“Cosmic Kelly” Ferreira is an expert on kids.
“Growing up on Maui, I was the oldest in a family of five, so I was more like a second mom to them,” she recalls. “And I was always an extrovert, not an introvert.”
In fact, Ferreira is energy personified, which comes in handy as the owner and lead performer of Magic Science Hawaii, a children’s entertainment and education company that presents live science shows around the state. “I really believe learning should be fun,” she says, which might be the motto for her company.
However, she remembers how uncertain she was before her first show in 2004.
“I was utterly terrified. I had no training. I was given a science kit and told to do the show. I had never performed before. But at the end of the show I realized I hadn’t bombed and the kids had so much fun.”
Ferreira didn’t major in science, though she did have a chemistry kit growing up, plus a passion for science fiction. Otherwise, her transformation into Cosmic Kelly was accidental.
In a complicated history, the business originally started as the Honolulu franchise of the Montreal-owned Mad Science company. Ferreira worked for a few months under the original franchisee, then her mother bought the franchise in 2004.
She worked her way up through performing, managing the company, then becoming a “verbal partner” in 2007, but, in 2010, she moved back to Maui to raise her son, Ryder, now 5. Ferreira continued to help remotely with scheduling, but another performer did the shows in Honolulu.
When the Mad Science contract ended in 2014, Ferreira bought the local business from her mother and moved to Oahu in 2015. She renamed the company Magic Science Hawaii, and has since been working to develop new shows and workshops while serving existing clients.
“All the equipment belongs to us from the previous business, and you can’t copyright science experiments,” explains Ferreira. “So now I’m working on creating new show topics and changing the order of the experiments so they’re unique to us.”
While doing R&D for new shows, Ferreira continues to do special events and birthday parties. In the future, she hopes to develop workshops that would be useful for teachers and correlate with STEM curriculum (science, technology, engineering and mathematics).

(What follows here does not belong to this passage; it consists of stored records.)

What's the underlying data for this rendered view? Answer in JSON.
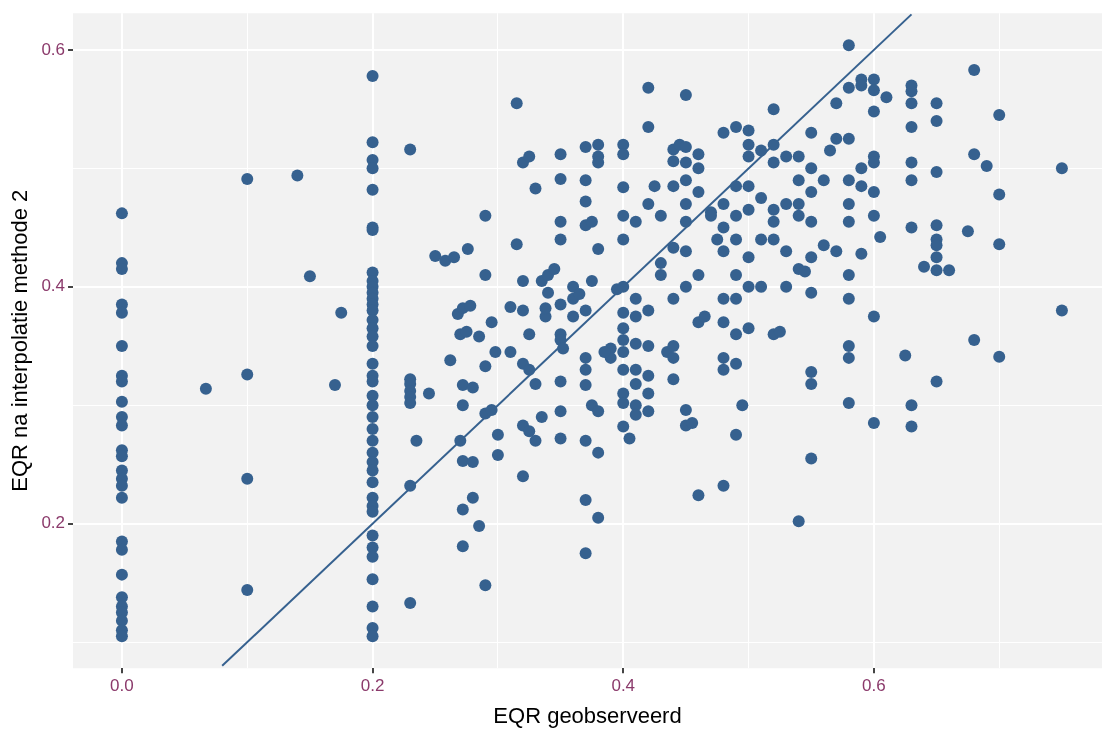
{
  "chart_data": {
    "type": "scatter",
    "xlabel": "EQR geobserveerd",
    "ylabel": "EQR na interpolatie methode 2",
    "xlim": [
      -0.039,
      0.782
    ],
    "ylim": [
      0.078,
      0.631
    ],
    "xticks": [
      {
        "value": 0,
        "label": "0.0"
      },
      {
        "value": 0.1,
        "label": null
      },
      0.2,
      {
        "value": 0.3,
        "label": null
      },
      0.4,
      {
        "value": 0.5,
        "label": null
      },
      0.6,
      {
        "value": 0.7,
        "label": null
      }
    ],
    "yticks": [
      {
        "value": 0.1,
        "label": null
      },
      0.2,
      {
        "value": 0.3,
        "label": null
      },
      0.4,
      {
        "value": 0.5,
        "label": null
      },
      0.6
    ],
    "grid": true,
    "legend": false,
    "series": [
      {
        "marker": "circle",
        "color": "#36618f",
        "x": [
          0,
          0,
          0,
          0,
          0,
          0,
          0,
          0,
          0,
          0,
          0,
          0,
          0,
          0,
          0,
          0,
          0,
          0,
          0,
          0,
          0,
          0,
          0,
          0,
          0,
          0,
          0.067,
          0.1,
          0.1,
          0.1,
          0.1,
          0.14,
          0.15,
          0.175,
          0.17,
          0.2,
          0.2,
          0.2,
          0.2,
          0.2,
          0.2,
          0.2,
          0.2,
          0.2,
          0.2,
          0.2,
          0.2,
          0.2,
          0.2,
          0.2,
          0.2,
          0.2,
          0.2,
          0.2,
          0.2,
          0.2,
          0.2,
          0.2,
          0.2,
          0.2,
          0.2,
          0.2,
          0.2,
          0.2,
          0.2,
          0.2,
          0.2,
          0.2,
          0.2,
          0.2,
          0.2,
          0.2,
          0.2,
          0.2,
          0.2,
          0.23,
          0.23,
          0.23,
          0.23,
          0.23,
          0.23,
          0.23,
          0.23,
          0.235,
          0.245,
          0.25,
          0.258,
          0.265,
          0.262,
          0.268,
          0.272,
          0.278,
          0.276,
          0.27,
          0.275,
          0.272,
          0.28,
          0.285,
          0.272,
          0.27,
          0.272,
          0.28,
          0.272,
          0.28,
          0.272,
          0.285,
          0.29,
          0.29,
          0.295,
          0.29,
          0.298,
          0.29,
          0.295,
          0.3,
          0.29,
          0.3,
          0.31,
          0.31,
          0.315,
          0.32,
          0.315,
          0.325,
          0.33,
          0.32,
          0.32,
          0.325,
          0.32,
          0.325,
          0.33,
          0.32,
          0.325,
          0.335,
          0.32,
          0.33,
          0.338,
          0.34,
          0.338,
          0.335,
          0.34,
          0.35,
          0.35,
          0.35,
          0.35,
          0.35,
          0.35,
          0.35,
          0.352,
          0.35,
          0.35,
          0.35,
          0.345,
          0.36,
          0.36,
          0.36,
          0.365,
          0.37,
          0.37,
          0.37,
          0.37,
          0.375,
          0.37,
          0.37,
          0.37,
          0.37,
          0.375,
          0.38,
          0.37,
          0.38,
          0.37,
          0.38,
          0.37,
          0.375,
          0.38,
          0.38,
          0.38,
          0.38,
          0.39,
          0.39,
          0.385,
          0.395,
          0.4,
          0.4,
          0.4,
          0.4,
          0.4,
          0.4,
          0.4,
          0.4,
          0.4,
          0.4,
          0.4,
          0.4,
          0.4,
          0.4,
          0.405,
          0.41,
          0.41,
          0.41,
          0.41,
          0.41,
          0.41,
          0.41,
          0.41,
          0.42,
          0.42,
          0.42,
          0.42,
          0.42,
          0.42,
          0.42,
          0.42,
          0.425,
          0.43,
          0.43,
          0.43,
          0.435,
          0.44,
          0.44,
          0.44,
          0.445,
          0.44,
          0.44,
          0.44,
          0.44,
          0.44,
          0.45,
          0.45,
          0.45,
          0.45,
          0.45,
          0.45,
          0.45,
          0.45,
          0.45,
          0.45,
          0.455,
          0.46,
          0.46,
          0.46,
          0.46,
          0.46,
          0.465,
          0.46,
          0.47,
          0.47,
          0.475,
          0.48,
          0.48,
          0.48,
          0.48,
          0.48,
          0.48,
          0.48,
          0.48,
          0.48,
          0.49,
          0.49,
          0.49,
          0.49,
          0.49,
          0.49,
          0.49,
          0.49,
          0.49,
          0.495,
          0.5,
          0.5,
          0.5,
          0.5,
          0.5,
          0.5,
          0.5,
          0.5,
          0.51,
          0.51,
          0.51,
          0.51,
          0.52,
          0.52,
          0.52,
          0.52,
          0.52,
          0.52,
          0.52,
          0.525,
          0.53,
          0.53,
          0.53,
          0.53,
          0.54,
          0.54,
          0.54,
          0.54,
          0.54,
          0.54,
          0.545,
          0.55,
          0.55,
          0.55,
          0.55,
          0.55,
          0.55,
          0.55,
          0.55,
          0.55,
          0.56,
          0.56,
          0.565,
          0.57,
          0.57,
          0.57,
          0.58,
          0.58,
          0.58,
          0.58,
          0.58,
          0.58,
          0.58,
          0.58,
          0.58,
          0.58,
          0.58,
          0.59,
          0.59,
          0.59,
          0.59,
          0.59,
          0.6,
          0.6,
          0.6,
          0.6,
          0.6,
          0.6,
          0.6,
          0.6,
          0.6,
          0.61,
          0.605,
          0.63,
          0.63,
          0.63,
          0.63,
          0.63,
          0.63,
          0.63,
          0.63,
          0.63,
          0.625,
          0.64,
          0.65,
          0.65,
          0.65,
          0.65,
          0.65,
          0.65,
          0.65,
          0.65,
          0.65,
          0.66,
          0.68,
          0.68,
          0.68,
          0.675,
          0.69,
          0.7,
          0.7,
          0.7,
          0.7,
          0.75,
          0.75
        ],
        "values": [
          0.462,
          0.42,
          0.415,
          0.385,
          0.378,
          0.35,
          0.325,
          0.32,
          0.303,
          0.29,
          0.283,
          0.262,
          0.257,
          0.245,
          0.238,
          0.232,
          0.222,
          0.185,
          0.178,
          0.157,
          0.138,
          0.13,
          0.125,
          0.118,
          0.11,
          0.105,
          0.314,
          0.491,
          0.326,
          0.238,
          0.144,
          0.494,
          0.409,
          0.378,
          0.317,
          0.578,
          0.522,
          0.507,
          0.5,
          0.482,
          0.45,
          0.448,
          0.412,
          0.405,
          0.4,
          0.395,
          0.39,
          0.385,
          0.38,
          0.372,
          0.365,
          0.358,
          0.35,
          0.335,
          0.325,
          0.32,
          0.308,
          0.3,
          0.29,
          0.28,
          0.27,
          0.26,
          0.252,
          0.245,
          0.235,
          0.222,
          0.215,
          0.21,
          0.19,
          0.18,
          0.172,
          0.153,
          0.13,
          0.112,
          0.105,
          0.516,
          0.322,
          0.318,
          0.312,
          0.307,
          0.302,
          0.232,
          0.133,
          0.27,
          0.31,
          0.426,
          0.422,
          0.425,
          0.338,
          0.377,
          0.382,
          0.384,
          0.432,
          0.36,
          0.362,
          0.317,
          0.315,
          0.358,
          0.3,
          0.27,
          0.253,
          0.252,
          0.212,
          0.222,
          0.181,
          0.198,
          0.41,
          0.46,
          0.37,
          0.333,
          0.345,
          0.293,
          0.296,
          0.258,
          0.148,
          0.275,
          0.345,
          0.383,
          0.436,
          0.505,
          0.555,
          0.51,
          0.483,
          0.405,
          0.38,
          0.36,
          0.335,
          0.33,
          0.318,
          0.283,
          0.278,
          0.29,
          0.24,
          0.27,
          0.375,
          0.395,
          0.382,
          0.405,
          0.41,
          0.491,
          0.512,
          0.455,
          0.44,
          0.385,
          0.36,
          0.355,
          0.348,
          0.32,
          0.295,
          0.272,
          0.415,
          0.4,
          0.39,
          0.375,
          0.394,
          0.518,
          0.49,
          0.472,
          0.452,
          0.405,
          0.38,
          0.34,
          0.33,
          0.317,
          0.3,
          0.295,
          0.27,
          0.26,
          0.22,
          0.205,
          0.175,
          0.455,
          0.52,
          0.51,
          0.505,
          0.432,
          0.348,
          0.34,
          0.345,
          0.398,
          0.52,
          0.512,
          0.484,
          0.46,
          0.44,
          0.4,
          0.378,
          0.365,
          0.355,
          0.345,
          0.33,
          0.31,
          0.302,
          0.282,
          0.272,
          0.455,
          0.39,
          0.375,
          0.352,
          0.33,
          0.318,
          0.3,
          0.292,
          0.568,
          0.535,
          0.47,
          0.38,
          0.35,
          0.325,
          0.31,
          0.295,
          0.485,
          0.46,
          0.42,
          0.41,
          0.345,
          0.516,
          0.506,
          0.485,
          0.52,
          0.433,
          0.39,
          0.35,
          0.34,
          0.322,
          0.562,
          0.518,
          0.505,
          0.49,
          0.47,
          0.455,
          0.43,
          0.4,
          0.296,
          0.283,
          0.285,
          0.512,
          0.5,
          0.48,
          0.41,
          0.37,
          0.375,
          0.224,
          0.463,
          0.46,
          0.44,
          0.53,
          0.47,
          0.45,
          0.43,
          0.39,
          0.37,
          0.34,
          0.33,
          0.232,
          0.535,
          0.485,
          0.46,
          0.44,
          0.41,
          0.39,
          0.36,
          0.335,
          0.275,
          0.3,
          0.532,
          0.52,
          0.51,
          0.485,
          0.465,
          0.425,
          0.4,
          0.365,
          0.515,
          0.475,
          0.44,
          0.4,
          0.55,
          0.52,
          0.505,
          0.465,
          0.455,
          0.44,
          0.36,
          0.362,
          0.51,
          0.47,
          0.43,
          0.4,
          0.51,
          0.49,
          0.47,
          0.46,
          0.415,
          0.202,
          0.413,
          0.53,
          0.5,
          0.48,
          0.455,
          0.425,
          0.395,
          0.328,
          0.318,
          0.255,
          0.49,
          0.435,
          0.515,
          0.555,
          0.525,
          0.43,
          0.604,
          0.568,
          0.525,
          0.49,
          0.47,
          0.455,
          0.41,
          0.39,
          0.35,
          0.34,
          0.302,
          0.575,
          0.57,
          0.5,
          0.485,
          0.428,
          0.575,
          0.566,
          0.548,
          0.51,
          0.505,
          0.48,
          0.46,
          0.375,
          0.285,
          0.56,
          0.442,
          0.57,
          0.565,
          0.555,
          0.535,
          0.505,
          0.49,
          0.45,
          0.3,
          0.282,
          0.342,
          0.417,
          0.555,
          0.54,
          0.497,
          0.452,
          0.44,
          0.435,
          0.425,
          0.414,
          0.32,
          0.414,
          0.583,
          0.512,
          0.355,
          0.447,
          0.502,
          0.545,
          0.478,
          0.436,
          0.341,
          0.5,
          0.38
        ]
      },
      {
        "type": "line",
        "marker": "none",
        "line_style": "solid",
        "color": "#36618f",
        "x": [
          0.08,
          0.63
        ],
        "values": [
          0.08,
          0.63
        ]
      }
    ]
  }
}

She says a show lasting 45 minutes to an hour takes several months to a year to develop, practice and memorize. Each show progresses from simple to more complex experiments, then ends with a “really flashy” demonstration that results in the “aah factor, like a loud boom.”
“My son is my test audience at home,” Ferreira says, “and if there’s an experiment at an event where he accompanies me that’s a little scary, I’ll call up Ryder and have him show the other children.
“The shows are very interactive. It’s not just me performing, it’s me asking the children questions and having the children coming up to do an actual experiment.
“One of my favorite shows was with a bunch of local 13- and 14-year-old girls and the adults in their families,” Ferreira remembers. “They were a bit older than our usual age limit, which is 12. They were too ‘cool’ to show interest, but once I started joking with the adults, they started to loosen up.
“Junior high kids really are interested in the experiments, but they just don’t want to show it.”
Regular clients include the parks departments of Honolulu and Maui counties, various public and private schools, and Kamaaina Kids. Ferreira says she’s even performed yearly at some children’s birthday parties and has watched them grow up.
Jenn Hew, 35, hotel and convention program manager for Kamaaina Kids, has used Magic Science Hawaii for its military and convention childcare programs since 2007.
“I like that Magic Science Hawaii provides consistently exciting, engaging and educational shows,” Hew enthuses. “I can always count on them to entertain audiences of all ages, from toddlers through teens.
“They rotate the programs offered, covering a variety of science themes and experiments. Kelly provides excellent customer service. She is responsive, thorough and helpful. Additionally, she and the scientists are energetic and wonderful with the kids.”
Ferreira says the company is not a big moneymaker. “We’re doing a little better than breaking even,” she says. “But I want to keep prices reasonable so I can bring science to kids who don’t get science and who can’t afford it. Those are the kids who need to be inspired because America used to be the No. 1 leader in science, but in the last decade or two, we’ve fallen far behind.”